CURRIED CARROTS AND CELERY

2 lb. carrots.

1/4 head celery.

1 oz. dripping.

3/4 pint vegetable boilings or water.

1/2 oz. flour.

Dash of vinegar.

1 tablespoon home made jam.

2 teaspoons curry powder.

1 apple, peeled and sliced.

A little minced onion, or spring onion.

Scrape and slice the carrots. Prepare the celery and chop fairly fine. Melt the dripping in the pan, put in the apple, minced onion and celery, and sauté for a few minutes without browning. Add the curry powder and flour and fry lightly, stirring well.

Next add the stock or water, vinegar, etc., and stir well until thickened, before adding the carrots and jam. Cover, and simmer for 20 minutes to half an hour.

Serve with a border of creamily mashed potatoes.

CARROT SPREAD (see PACKED MEALS, p. 121).

CARROT PUDDING (see Peace and War Pudding, p. 59, POTATOES).

CELERY

At a time when salad vegetables are less plentiful comes celery—a useful Vitamin C vegetable. When lettuce is unobtainable, and you want a change from grated cabbage, try young celery leaves in your winter salads. Fresh or dried, they also make good flavouring for casserole and stews.

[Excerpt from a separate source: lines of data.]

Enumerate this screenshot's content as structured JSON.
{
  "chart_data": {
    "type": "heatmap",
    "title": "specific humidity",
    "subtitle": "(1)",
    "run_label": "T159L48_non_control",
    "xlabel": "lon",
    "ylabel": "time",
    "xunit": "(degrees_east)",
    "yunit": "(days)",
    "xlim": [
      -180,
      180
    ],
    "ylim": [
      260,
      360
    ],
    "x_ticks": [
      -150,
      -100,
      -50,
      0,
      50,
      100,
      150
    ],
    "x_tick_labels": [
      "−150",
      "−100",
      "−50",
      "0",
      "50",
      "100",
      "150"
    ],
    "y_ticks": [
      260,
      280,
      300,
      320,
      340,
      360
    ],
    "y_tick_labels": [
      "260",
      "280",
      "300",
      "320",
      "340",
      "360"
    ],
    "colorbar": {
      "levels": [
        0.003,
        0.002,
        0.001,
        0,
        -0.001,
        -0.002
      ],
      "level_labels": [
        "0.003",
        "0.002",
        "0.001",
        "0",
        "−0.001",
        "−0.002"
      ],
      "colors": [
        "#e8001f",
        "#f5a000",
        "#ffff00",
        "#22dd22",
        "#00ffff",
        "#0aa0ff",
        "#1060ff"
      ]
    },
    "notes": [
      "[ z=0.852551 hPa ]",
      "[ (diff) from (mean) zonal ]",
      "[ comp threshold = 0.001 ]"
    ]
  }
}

The best way to serve celery raw is to separate the cleaned stalks, selecting the centre crisp stems for salads, and the “heart” for table use. The outer sections are good braised, served as a vegetable accompaniment, or included in a casserole.

Prepare celery by washing well in a bowl of cold water, then splitting the head and separating the stalks for similar treatment. Leave to crisp or curl in ice-cold water, the shorter stems in a jug or deep basin. Cut celery stalks, trimmed and left in cold water, will curl attractively for serving in a celery vase, or chopped in the salad. Fine curled shreds look most inviting arranged with other, more colourful, vegetables.

CREAMED CELERY

1 good head of celery.

A few browned breadcrumbs.

Pepper and salt.

3/4 pint milk and water.

3/4 oz. fat.

3/4 oz. flour.

Wash the celery, trim it into lengths, dice and place in a casserole or deep pie dish. Cover with the milk and water, add salt, and simmer until tender.

Drain, saving the liquid for the sauce.

Prepare the sauce as in recipe, p. 115. Simmer for three minutes, then add a generous sprinkling of pepper and salt (if necessary) before replacing the cooked celery. Return to the casserole, sprinkle with browned breadcrumbs, heat through and serve hot.